ENAM PULUH DUA

96 14 7
                                    

Happy Reading!

Setibanya Sita dan Alif di rumah sakit, mereka disambut senyum oleh ibu dari Maria.

"Nak Sita, ya?" tanya wanita paruh baya itu.

Sita menoleh sekilas pada Alif lalu mengangguk ragu. "Iya, Tante."

"Masuk aja, Nak. Maria udah nunggu dari tadi," ujarnya mempersilahkan Sita dengan membukakan pintu ruang rawat anaknya.

"Baik, Tante," Sita mengangguk sebelum mengambil alih pintu untuk ia masuki.

"Masuk dulu, Tante," Alif di belakamg Sita mengangguk sopan pada ibu Maria.

Percayalah jantung Sita berdebar hingga telapak tangannya terasa dingin. Gadis itu menarik nafas lalu membuangnya perlahan. Menoleh pada Alif yang mengangguk sembari menepuk pelan memberi semangat di bahunya.

Hal pertama saat Sita menapakkan kaki jenjangnya di ruangan penuh dengan suara monitof dekat brankar adalah tubuh lesu Maria. Kulitnya yang putih semakin terlihat pucat, pun wajahnya yang sama memucatnya.

Sadar jika ada yang masuk, kepala Maria yang bagian dahinya terdapat perban dan Juan yang duduk di kursi dekat brankar menoleh tertuju kepada Sita dan Alif.

"Akhirnya kamu dateng juga," ujar Maria, bibir pucatnya terangkat menciptakan senyum tulus.

Sita menelan ludahnya, perlahan mengayunkan kaki mendekat pada Maria. Kepala gadis itu menunduk dengan jemari memilin di balik tas selempangnya.

"Juan, aku pengen ngomong berdua sama Sita, boleh?" tanya Maria.

Juan yang sedari tadi menatap Sita tajam hanya bisa mengangguk, menuruti permintaan Maria. Pemuda itu harus mengesampingkan egonya demi Maria.

"Jangan ngomong aneh-aneh," pesan Juan mengusap penuh kasih punggung tangan istrinya sebelum beranjak keluar.
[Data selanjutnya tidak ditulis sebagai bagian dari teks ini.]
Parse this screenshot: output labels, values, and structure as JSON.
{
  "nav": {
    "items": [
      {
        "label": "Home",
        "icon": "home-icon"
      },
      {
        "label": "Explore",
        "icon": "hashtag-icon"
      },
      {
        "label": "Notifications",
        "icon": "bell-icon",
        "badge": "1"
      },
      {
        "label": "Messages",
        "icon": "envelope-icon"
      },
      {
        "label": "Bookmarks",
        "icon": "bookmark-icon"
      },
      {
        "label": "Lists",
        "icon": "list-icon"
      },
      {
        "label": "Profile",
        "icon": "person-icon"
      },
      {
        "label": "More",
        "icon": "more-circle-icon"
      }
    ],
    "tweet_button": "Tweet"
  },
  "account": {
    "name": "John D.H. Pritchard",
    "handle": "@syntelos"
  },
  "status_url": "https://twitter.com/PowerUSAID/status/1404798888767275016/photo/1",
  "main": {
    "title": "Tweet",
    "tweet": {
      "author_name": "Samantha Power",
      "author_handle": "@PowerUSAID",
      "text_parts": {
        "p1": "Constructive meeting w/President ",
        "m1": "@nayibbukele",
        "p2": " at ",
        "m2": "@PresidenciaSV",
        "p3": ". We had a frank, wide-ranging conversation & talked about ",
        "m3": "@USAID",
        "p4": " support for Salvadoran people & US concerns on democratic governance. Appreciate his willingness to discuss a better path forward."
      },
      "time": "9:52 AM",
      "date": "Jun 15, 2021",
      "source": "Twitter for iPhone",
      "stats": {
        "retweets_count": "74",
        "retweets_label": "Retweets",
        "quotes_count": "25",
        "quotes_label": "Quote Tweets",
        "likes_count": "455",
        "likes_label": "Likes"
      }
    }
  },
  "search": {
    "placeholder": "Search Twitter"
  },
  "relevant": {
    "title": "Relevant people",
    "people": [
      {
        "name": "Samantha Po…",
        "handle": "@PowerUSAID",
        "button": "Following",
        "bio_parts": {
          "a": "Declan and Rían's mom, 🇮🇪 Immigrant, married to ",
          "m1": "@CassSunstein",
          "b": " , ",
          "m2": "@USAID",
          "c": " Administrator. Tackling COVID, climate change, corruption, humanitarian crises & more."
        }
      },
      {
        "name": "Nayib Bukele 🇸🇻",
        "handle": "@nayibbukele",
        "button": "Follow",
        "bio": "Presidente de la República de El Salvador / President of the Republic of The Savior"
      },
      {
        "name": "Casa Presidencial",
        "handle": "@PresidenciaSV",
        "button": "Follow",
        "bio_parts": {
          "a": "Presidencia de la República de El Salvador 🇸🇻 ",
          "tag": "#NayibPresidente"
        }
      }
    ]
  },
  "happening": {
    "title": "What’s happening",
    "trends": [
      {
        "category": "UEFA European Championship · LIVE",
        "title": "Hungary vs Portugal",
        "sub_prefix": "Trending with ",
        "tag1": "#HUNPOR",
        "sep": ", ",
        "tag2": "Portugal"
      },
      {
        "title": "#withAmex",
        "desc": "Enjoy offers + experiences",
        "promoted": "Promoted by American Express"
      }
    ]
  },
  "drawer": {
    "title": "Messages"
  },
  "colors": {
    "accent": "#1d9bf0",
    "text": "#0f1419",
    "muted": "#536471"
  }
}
Kini giliran Sita yang menghadap Alif yang setia berada di belakangnya. "Lif, keluar, ya?" pinta Sita.

Alif menghela nafas lalu mengangguk. "Jangan ngomong aneh-aneh," pesannya sama persis seperti yang Juan ujarkan untuk Maria.

"Iya, iya. Gak bakal ngomong aneh-aneh kok," Sita mengangguk mencoba meyakinkan.

Setelah Alif keluar meninggalkan mereka berdua, Sita masih berdiri dengan perasaan canggung.

Bagaimana tidak merasa canggung. Secara tidak langsung ia yang telah menyebabkan Maria sampai seperti ini dan jangan lupakan soal janin yang harus ikut menjadi korban. Sita rasanya ingin menangis saja jika mengingat fakta itu.

"Kamu ngapain berdiri aja? Sini duduk," ujar Maria semakin tersenyum manis, melambai menyuruh Sita.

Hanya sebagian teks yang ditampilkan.